On Sun, 2010-10-10 at 14:18 -0700, Mateusz wrote:
> I think, that it should not use entire memory 12Gb at once.
> The algorithm should be aware that there are machine limitations and
> should not allocate all possible memory even if the size of canvas is
> absurdity.
> For me the correct behaviour would be allocating less memory and
> freeing it when done, doing things at steps.

This would help with large stitches, but I don't think all large
stitches are intentional.

For instance if I take a 360 degree equirectangular panorama then just
change the projection to stereographic, Hugin sets the horizontal field
of view to 359 degrees. Stereographic projection cannot contain 360
degrees, but I wouldn't want it to crop my image unexpectedly.

Pressing "Create panorama" on the assistant tab now would try to make an
image likely to be hundreds of gigapixels, where only the very middle
has enough image data. But I wouldn't want Hugin to lose precession
unexpectedly either.

If I notice that it looks bad in the preview, and understand why, I
might lower the field of view to contain only the bits I want. However,
it could look reasonable in the preview and still make images over a
gigapixel in size, where only the very middle has enough data. These
size images are difficult to store, display, and print too.

>  Also if this is not
> possible, then at least there should be a confirmation dialog, "Do You
> really want to do that ... or You wanted this..." and then choose.
> Anyway much better solution would be fixing algorithm then interface
> if possible.

I added a warning for very large panoramas.

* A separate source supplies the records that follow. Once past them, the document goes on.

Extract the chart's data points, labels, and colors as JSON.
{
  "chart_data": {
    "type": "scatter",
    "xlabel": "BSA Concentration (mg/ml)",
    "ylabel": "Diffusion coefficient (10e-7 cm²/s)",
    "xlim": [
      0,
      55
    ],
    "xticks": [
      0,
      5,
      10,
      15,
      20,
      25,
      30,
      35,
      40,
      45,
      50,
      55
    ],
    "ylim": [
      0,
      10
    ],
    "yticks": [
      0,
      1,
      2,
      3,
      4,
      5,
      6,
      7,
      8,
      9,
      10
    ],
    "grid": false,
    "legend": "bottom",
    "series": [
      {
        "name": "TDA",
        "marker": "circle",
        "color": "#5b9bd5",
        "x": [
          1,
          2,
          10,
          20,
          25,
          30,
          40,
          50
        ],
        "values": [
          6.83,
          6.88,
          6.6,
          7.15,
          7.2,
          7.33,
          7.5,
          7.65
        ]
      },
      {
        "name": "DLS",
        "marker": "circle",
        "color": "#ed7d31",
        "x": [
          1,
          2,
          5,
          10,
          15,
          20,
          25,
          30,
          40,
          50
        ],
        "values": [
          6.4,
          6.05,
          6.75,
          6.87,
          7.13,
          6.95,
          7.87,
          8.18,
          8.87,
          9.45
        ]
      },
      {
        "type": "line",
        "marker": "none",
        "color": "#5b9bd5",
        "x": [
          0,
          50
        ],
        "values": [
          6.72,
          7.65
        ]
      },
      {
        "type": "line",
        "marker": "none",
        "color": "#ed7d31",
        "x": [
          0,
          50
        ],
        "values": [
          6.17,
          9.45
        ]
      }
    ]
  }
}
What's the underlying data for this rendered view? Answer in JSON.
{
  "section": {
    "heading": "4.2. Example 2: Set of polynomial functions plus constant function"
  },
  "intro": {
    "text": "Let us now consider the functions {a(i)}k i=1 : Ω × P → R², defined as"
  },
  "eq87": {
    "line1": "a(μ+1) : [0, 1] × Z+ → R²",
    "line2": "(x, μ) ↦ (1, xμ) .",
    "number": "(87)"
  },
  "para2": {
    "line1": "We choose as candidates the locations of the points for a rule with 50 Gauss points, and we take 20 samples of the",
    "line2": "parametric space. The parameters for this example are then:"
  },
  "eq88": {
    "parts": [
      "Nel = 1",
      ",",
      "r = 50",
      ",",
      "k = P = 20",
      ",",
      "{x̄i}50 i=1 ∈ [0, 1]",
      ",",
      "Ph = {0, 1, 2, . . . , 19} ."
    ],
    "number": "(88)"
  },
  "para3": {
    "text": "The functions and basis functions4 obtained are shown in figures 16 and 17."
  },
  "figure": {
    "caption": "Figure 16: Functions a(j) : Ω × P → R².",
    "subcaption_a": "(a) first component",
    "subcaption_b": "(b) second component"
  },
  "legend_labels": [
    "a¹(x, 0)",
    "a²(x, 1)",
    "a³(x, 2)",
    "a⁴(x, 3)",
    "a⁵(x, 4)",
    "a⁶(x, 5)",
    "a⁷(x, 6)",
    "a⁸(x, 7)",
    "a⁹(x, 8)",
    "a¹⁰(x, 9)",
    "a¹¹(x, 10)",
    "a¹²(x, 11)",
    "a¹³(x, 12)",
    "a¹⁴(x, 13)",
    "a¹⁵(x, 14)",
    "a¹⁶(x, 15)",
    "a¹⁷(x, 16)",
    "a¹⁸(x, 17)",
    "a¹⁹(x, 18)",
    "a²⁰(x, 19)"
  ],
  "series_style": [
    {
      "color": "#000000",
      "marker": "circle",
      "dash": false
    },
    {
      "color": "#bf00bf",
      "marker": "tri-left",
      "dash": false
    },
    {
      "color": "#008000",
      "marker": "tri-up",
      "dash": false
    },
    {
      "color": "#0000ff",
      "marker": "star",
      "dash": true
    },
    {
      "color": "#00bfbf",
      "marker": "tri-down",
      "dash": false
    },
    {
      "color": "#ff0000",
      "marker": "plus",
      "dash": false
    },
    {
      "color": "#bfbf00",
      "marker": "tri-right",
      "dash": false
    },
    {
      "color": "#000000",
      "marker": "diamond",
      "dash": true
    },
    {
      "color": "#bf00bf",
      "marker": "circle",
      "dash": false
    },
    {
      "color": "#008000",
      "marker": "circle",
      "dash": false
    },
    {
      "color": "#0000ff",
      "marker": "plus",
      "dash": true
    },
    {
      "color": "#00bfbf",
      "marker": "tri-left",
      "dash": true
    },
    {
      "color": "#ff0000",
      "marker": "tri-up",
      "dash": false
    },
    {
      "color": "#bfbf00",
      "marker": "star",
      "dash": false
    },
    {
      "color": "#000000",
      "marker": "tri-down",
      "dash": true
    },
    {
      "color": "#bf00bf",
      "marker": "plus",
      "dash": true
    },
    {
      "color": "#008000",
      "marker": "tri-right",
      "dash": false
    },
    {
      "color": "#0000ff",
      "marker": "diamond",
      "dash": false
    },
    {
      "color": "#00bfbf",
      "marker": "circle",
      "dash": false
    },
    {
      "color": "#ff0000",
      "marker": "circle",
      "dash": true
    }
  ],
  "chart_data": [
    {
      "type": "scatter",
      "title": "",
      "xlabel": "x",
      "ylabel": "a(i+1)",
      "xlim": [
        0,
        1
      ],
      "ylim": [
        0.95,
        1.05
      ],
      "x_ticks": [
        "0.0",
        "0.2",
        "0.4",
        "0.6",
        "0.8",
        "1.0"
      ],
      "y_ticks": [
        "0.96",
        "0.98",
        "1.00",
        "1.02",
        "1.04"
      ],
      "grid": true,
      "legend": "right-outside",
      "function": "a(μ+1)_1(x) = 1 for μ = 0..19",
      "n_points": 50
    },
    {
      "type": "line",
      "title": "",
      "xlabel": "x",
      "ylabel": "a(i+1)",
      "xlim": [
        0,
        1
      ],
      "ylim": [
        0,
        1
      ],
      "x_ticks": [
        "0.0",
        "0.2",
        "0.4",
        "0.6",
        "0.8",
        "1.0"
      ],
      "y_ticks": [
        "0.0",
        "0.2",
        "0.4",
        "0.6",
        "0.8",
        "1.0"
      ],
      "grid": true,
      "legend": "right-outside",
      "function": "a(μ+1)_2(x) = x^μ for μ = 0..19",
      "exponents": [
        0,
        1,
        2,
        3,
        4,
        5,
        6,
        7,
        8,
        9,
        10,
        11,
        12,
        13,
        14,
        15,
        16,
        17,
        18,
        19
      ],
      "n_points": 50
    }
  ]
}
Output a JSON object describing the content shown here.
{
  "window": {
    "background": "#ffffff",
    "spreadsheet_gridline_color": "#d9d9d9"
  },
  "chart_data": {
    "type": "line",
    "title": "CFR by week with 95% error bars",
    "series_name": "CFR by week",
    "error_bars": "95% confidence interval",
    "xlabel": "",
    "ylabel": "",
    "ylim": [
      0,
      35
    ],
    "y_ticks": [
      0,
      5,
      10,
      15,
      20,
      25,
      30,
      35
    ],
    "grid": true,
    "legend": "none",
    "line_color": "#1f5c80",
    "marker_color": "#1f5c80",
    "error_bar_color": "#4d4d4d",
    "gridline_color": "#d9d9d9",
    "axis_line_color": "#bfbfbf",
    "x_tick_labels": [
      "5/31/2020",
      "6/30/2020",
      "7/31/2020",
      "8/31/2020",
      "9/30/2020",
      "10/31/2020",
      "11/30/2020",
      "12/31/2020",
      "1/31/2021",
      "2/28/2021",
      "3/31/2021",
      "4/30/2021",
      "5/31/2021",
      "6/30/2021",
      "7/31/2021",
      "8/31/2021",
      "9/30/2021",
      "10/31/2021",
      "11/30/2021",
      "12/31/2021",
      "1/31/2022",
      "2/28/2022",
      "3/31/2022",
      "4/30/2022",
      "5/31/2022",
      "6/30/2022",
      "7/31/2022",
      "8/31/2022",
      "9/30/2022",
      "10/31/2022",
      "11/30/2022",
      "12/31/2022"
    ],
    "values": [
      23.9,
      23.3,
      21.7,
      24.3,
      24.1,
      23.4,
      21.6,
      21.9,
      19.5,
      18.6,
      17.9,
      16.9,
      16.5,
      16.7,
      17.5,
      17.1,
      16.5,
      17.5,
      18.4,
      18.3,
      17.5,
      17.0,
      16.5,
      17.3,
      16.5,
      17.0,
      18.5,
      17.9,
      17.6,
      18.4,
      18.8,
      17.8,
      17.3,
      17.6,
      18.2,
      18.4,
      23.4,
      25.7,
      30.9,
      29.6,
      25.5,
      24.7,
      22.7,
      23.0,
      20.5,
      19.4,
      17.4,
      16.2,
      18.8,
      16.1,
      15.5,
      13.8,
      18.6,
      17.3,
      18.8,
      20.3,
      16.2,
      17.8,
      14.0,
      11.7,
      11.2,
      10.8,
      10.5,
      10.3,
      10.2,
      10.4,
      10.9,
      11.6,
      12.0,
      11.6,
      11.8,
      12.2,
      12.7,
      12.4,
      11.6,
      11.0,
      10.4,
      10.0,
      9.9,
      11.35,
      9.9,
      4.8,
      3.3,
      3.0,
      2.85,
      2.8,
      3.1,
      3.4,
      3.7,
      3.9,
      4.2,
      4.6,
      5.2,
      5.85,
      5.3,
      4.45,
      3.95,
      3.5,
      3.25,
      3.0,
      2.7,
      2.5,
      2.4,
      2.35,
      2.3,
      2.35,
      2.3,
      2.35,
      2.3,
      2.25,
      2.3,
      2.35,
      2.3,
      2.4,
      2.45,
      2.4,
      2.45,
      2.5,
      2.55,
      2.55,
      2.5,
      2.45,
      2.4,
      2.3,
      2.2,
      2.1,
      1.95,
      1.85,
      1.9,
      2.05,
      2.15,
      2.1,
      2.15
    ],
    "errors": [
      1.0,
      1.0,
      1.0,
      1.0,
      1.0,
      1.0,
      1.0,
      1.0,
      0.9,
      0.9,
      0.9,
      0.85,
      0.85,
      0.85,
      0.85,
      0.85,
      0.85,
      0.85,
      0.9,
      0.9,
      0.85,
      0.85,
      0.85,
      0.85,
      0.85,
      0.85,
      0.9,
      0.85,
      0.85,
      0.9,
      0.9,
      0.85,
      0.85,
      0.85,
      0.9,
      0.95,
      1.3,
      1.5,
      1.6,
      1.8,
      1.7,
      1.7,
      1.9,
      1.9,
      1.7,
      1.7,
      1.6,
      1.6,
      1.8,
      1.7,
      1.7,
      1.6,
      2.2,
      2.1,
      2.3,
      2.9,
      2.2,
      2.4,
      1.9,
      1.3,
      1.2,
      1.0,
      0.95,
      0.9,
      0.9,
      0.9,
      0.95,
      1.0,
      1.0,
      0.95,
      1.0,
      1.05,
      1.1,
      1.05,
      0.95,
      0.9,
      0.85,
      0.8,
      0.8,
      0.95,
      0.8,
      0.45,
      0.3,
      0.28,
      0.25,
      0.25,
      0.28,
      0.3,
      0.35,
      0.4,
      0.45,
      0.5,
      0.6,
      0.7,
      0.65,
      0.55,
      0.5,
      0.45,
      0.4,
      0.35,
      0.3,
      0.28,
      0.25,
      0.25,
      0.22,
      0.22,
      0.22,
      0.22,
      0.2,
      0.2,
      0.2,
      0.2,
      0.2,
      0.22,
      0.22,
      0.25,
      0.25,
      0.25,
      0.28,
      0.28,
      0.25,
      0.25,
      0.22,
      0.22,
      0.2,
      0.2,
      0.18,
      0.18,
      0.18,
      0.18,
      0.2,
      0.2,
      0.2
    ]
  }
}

I think fixing the interface includes making users aware of the
practical limits of the projections, which is important to this issue.

> 
> On Oct 10, 10:37 pm, Bruno Postle <[email protected]> wrote:
> > It is a bug (because Hugin should stop you from doing this), but
> > also the correct behaviour for what you are asking Hugin to do.
> >
> > The Assistant resets the pixel dimensions of the canvas to best fit
> > the data.  In particular it ensures that the canvas is big enough to
> > represent all the detail without any part being downscaled.
> >
> > A 350° wide stereographic panorama probably really does need to be
> > rendered with hundreds of gigapixels, otherwise the middle section
> > has much less detail than the original photos - You really don't
> > intend to lose information do you?